Differential Co-expression and Regulatory Network Analysis Uncover the Relapse Factor and Mechanism of T Cell Acute Leukemia

Abstract

The pediatric T cell acute lymphoblastic leukemia (T-ALL) still remains a cancer with worst prognosis for high recurrence. Massive studies were conducted for the leukemia relapse based on diagnosis and relapse paired samples. However, the initially diagnostic samples may contain the relapse information and mechanism, which were rarely studied. In this study, we collected mRNA and microRNA (miRNA) data from initially diagnosed pediatric T-ALL samples with their relapse or remission status after treatment. Integrated differential co-expression and miRNA-transcription factor (TF)-gene regulatory network analyses were used to reveal the possible relapse mechanisms for pediatric T-ALL. We detected miR-1246/1248 and NOTCH2 served as key nodes in the relapse network, and they combined with TF WT1/SOX4/REL to form regulatory modules that influence the progress of T-ALL. A regulatory loop miR-429-MYCN-MFHAS1 was found potentially associated with the remission of T-ALL. Furthermore, we proved miR-1246/1248 combined with NOTCH2 could promote cell proliferation in the T-ALL cell line by experiments. Meanwhile, analysis based on the miRNA-drug relationships demonstrated that drugs 5-fluorouracil, ascorbate, and trastuzumab targeting miR-1246 could serve as potential supplements for the standard therapy. In conclusion, our findings revealed the potential molecular mechanisms of T-ALL relapse by the combination of co-expression and regulatory network, and they provide preliminary clues for precise treatment of T-ALL patients.
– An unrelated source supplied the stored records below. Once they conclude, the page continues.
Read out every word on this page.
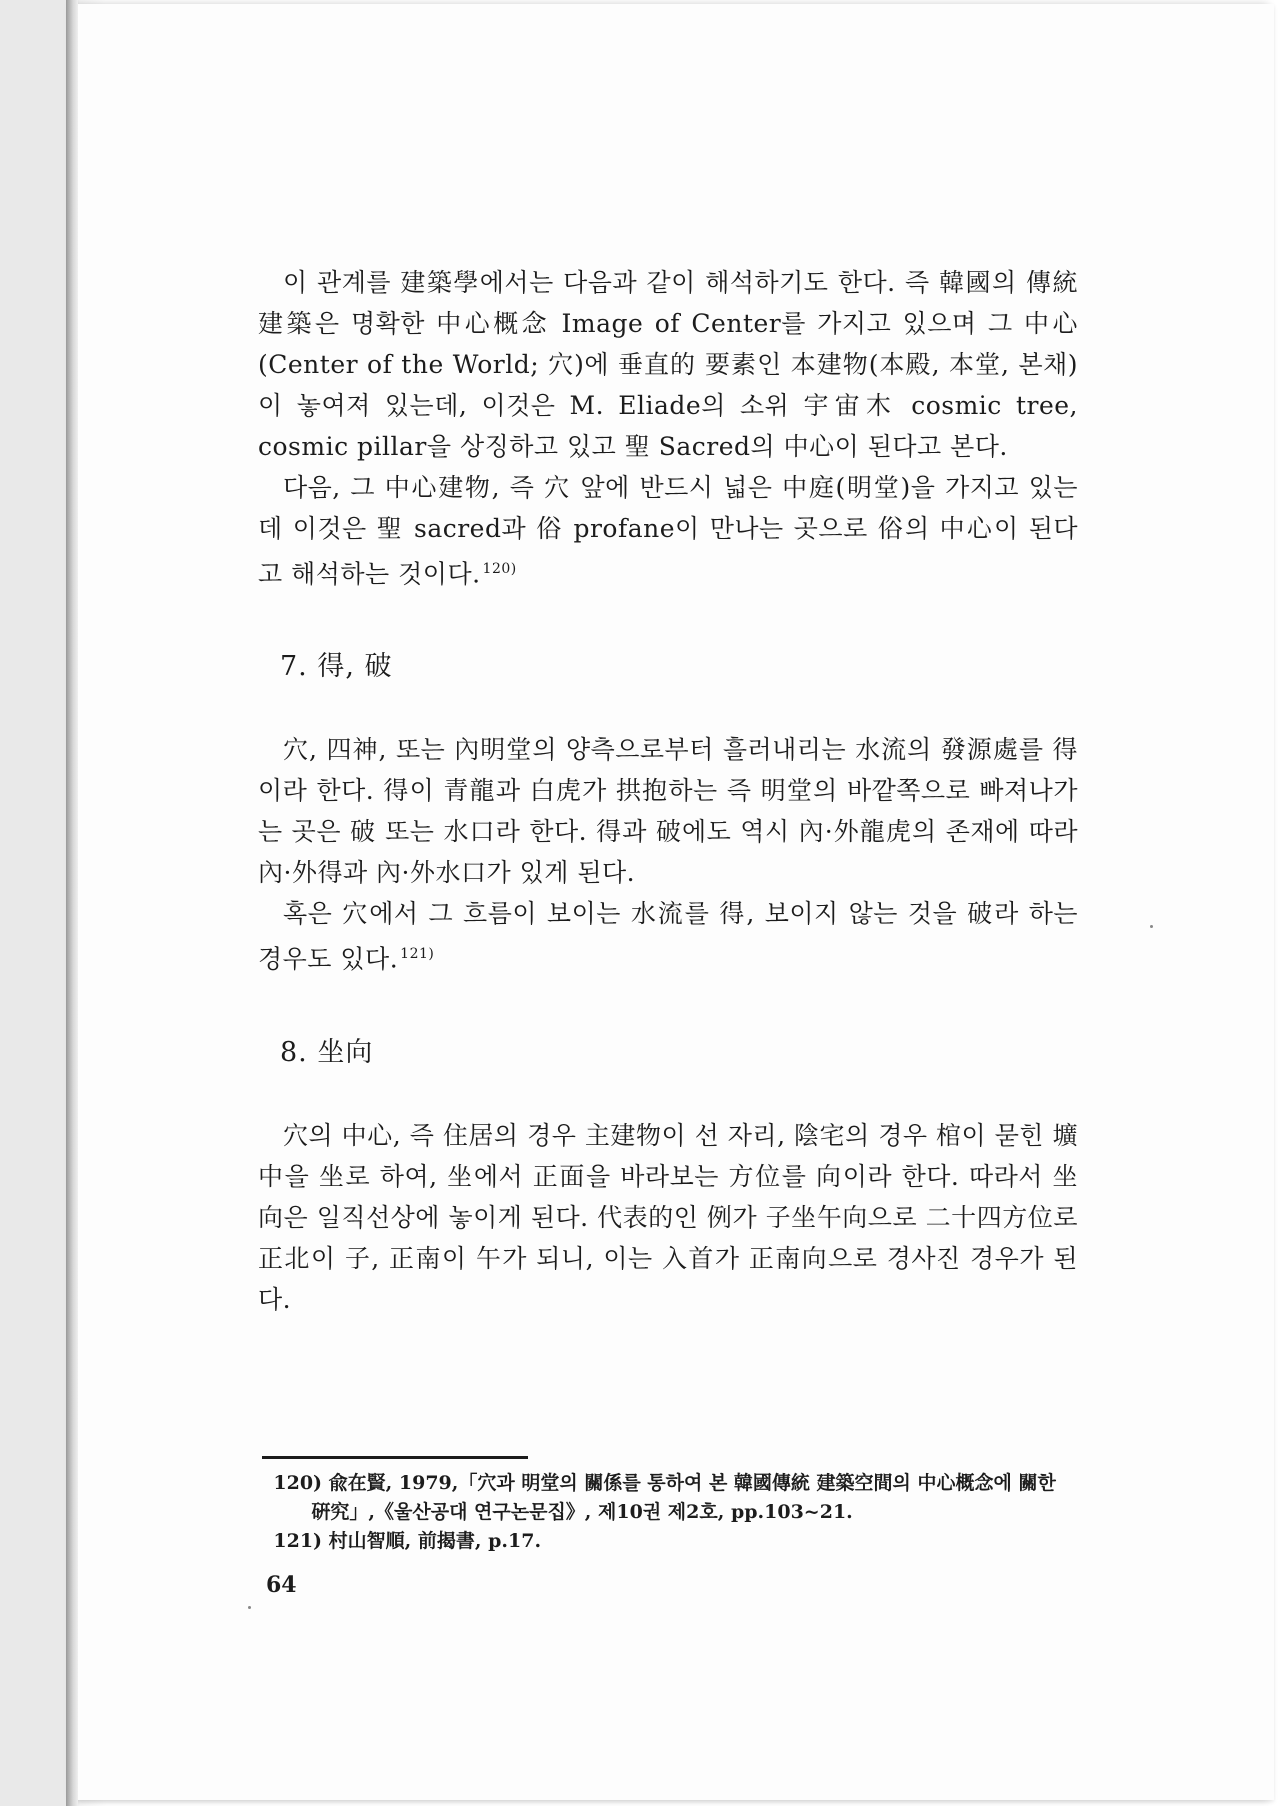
이 관계를 建築學에서는 다음과 같이 해석하기도 한다. 즉 韓國의 傳統建築은 명확한 中心概念 Image of Center를 가지고 있으며 그 中心 (Center of the World; 穴)에 垂直的 要素인 本建物(本殿, 本堂, 본채)이 놓여져 있는데, 이것은 M. Eliade의 소위 宇宙木 cosmic tree, cosmic pillar을 상징하고 있고 聖 Sacred의 中心이 된다고 본다.

다음, 그 中心建物, 즉 穴 앞에 반드시 넓은 中庭(明堂)을 가지고 있는데 이것은 聖 sacred과 俗 profane이 만나는 곳으로 俗의 中心이 된다고 해석하는 것이다. $^{120)}$

7. 得, 破

穴, 四神, 또는 內明堂의 양측으로부터 흘러내리는 水流의 發源處를 得이라 한다. 得이 青龍과 白虎가 拱抱하는 즉 明堂의 바깥쪽으로 빠져나가는 곳은 破 또는 水口라 한다. 得과 破에도 역시 內·外龍虎의 존재에 따라 內·外得과 內·外水口가 있게 된다.

혹은 穴에서 그 흐름이 보이는 水流를 得, 보이지 않는 것을 破라 하는 경우도 있다. $^{121)}$

8. 坐向

穴의 中心, 즉 住居의 경우 主建物이 선 자리, 陰宅의 경우 棺이 묻힌 壙中을 坐로 하여, 坐에서 正面을 바라보는 方位를 向이라 한다. 따라서 坐向은 일직선상에 놓이게 된다. 代表的인 例가 子坐午向으로 二十四方位로 正北이 子, 正南이 午가 되니, 이는 入首가 正南向으로 경사진 경우가 된다.

120) 兪在賢, 1979,「穴과 明堂의 關係를 통하여 본 韓國傳統 建築空間의 中心概念에 關한 硏究」,《울산공대 연구논문집》, 제10권 제2호, pp.103~21.

121) 村山智順, 前揭書, p.17.

64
Keywords: T-ALL; co-expression; drug; network; relapse.

Figure 1

The Function Enrichment Analysis (A) The clustered heatmap of all DEGs in relapse and remission. Relatively higher expression is shown in red and lower expression is in green. (B) KEGG enrichment of DEGs by DAVID database (p value < 0.01). Number beside bar, counts enriched in KEGG pathway. (C) KEGG enrichment of DEMs by DIANA-miRPath (p value < 0.05). Number beside bar, targets of DEMs enriched in KEGG pathway; m/n, DEMs/targets.

Figure 2

The Expression of DEGs and DEMs with Stable Pattern Expression levels of top 5 upregulated and top 5 downregulated DEGs and all DEMs with stable expression profile in relapse and remission samples. R, relapse; N, remission.

Figure 3

The Workflow for Co-expression and miRNA-TF-Gene Network Analyses

Figure 4

The Function Analysis of Modules (A) The GO enrichment of 22 WGCNA modules (p value < 0.05). Purple, GO terms; green and dark green, modules; gray, function type. (B) KEGG pathways enriched by the specific gene sets (relapse/remission gene sets) (p value < 0.01).

Figure 5

The Regulatory Network and Crosstalk Analysis for Gene Set (A) KEGG pathway network formed by relapse gene sets. Blue nodes, DEGs; pink labels, KEGG pathways. (B) miRNA-TF-gene regulatory network for DEGs in remission gene sets. Hexagon, miRNA; diamond, transcriptional factor; ellipse, gene.

Figure 6

The Crosstalk Analysis for Remission Gene Set and Experimental Verification (A) KEGG pathway network formed by remission gene sets. Red nodes, upregulation in relapse; green nodes, downregulation in relapse; gray nodes, non-DEGs; pink labels, KEGG pathways. (B and C) Effects of miR-1246 (B) and miR-1248 (C) and NOTCH2 on cell proliferation in the Jurkat cell line. The numbers in the bar represent the means. Values represent the means ± SD (**p < 0.001 and *p < 0.01; ns, not significant). (D) NOTCH2-signaling pathway and possible mechanism of miR-1246/1248 on T-ALL relapse.

Figure 7

Drug Target Analysis Drug-miRNA network was constructed by drugs approved by the US Food and Drug Administration in the SM2miR database and DEMs.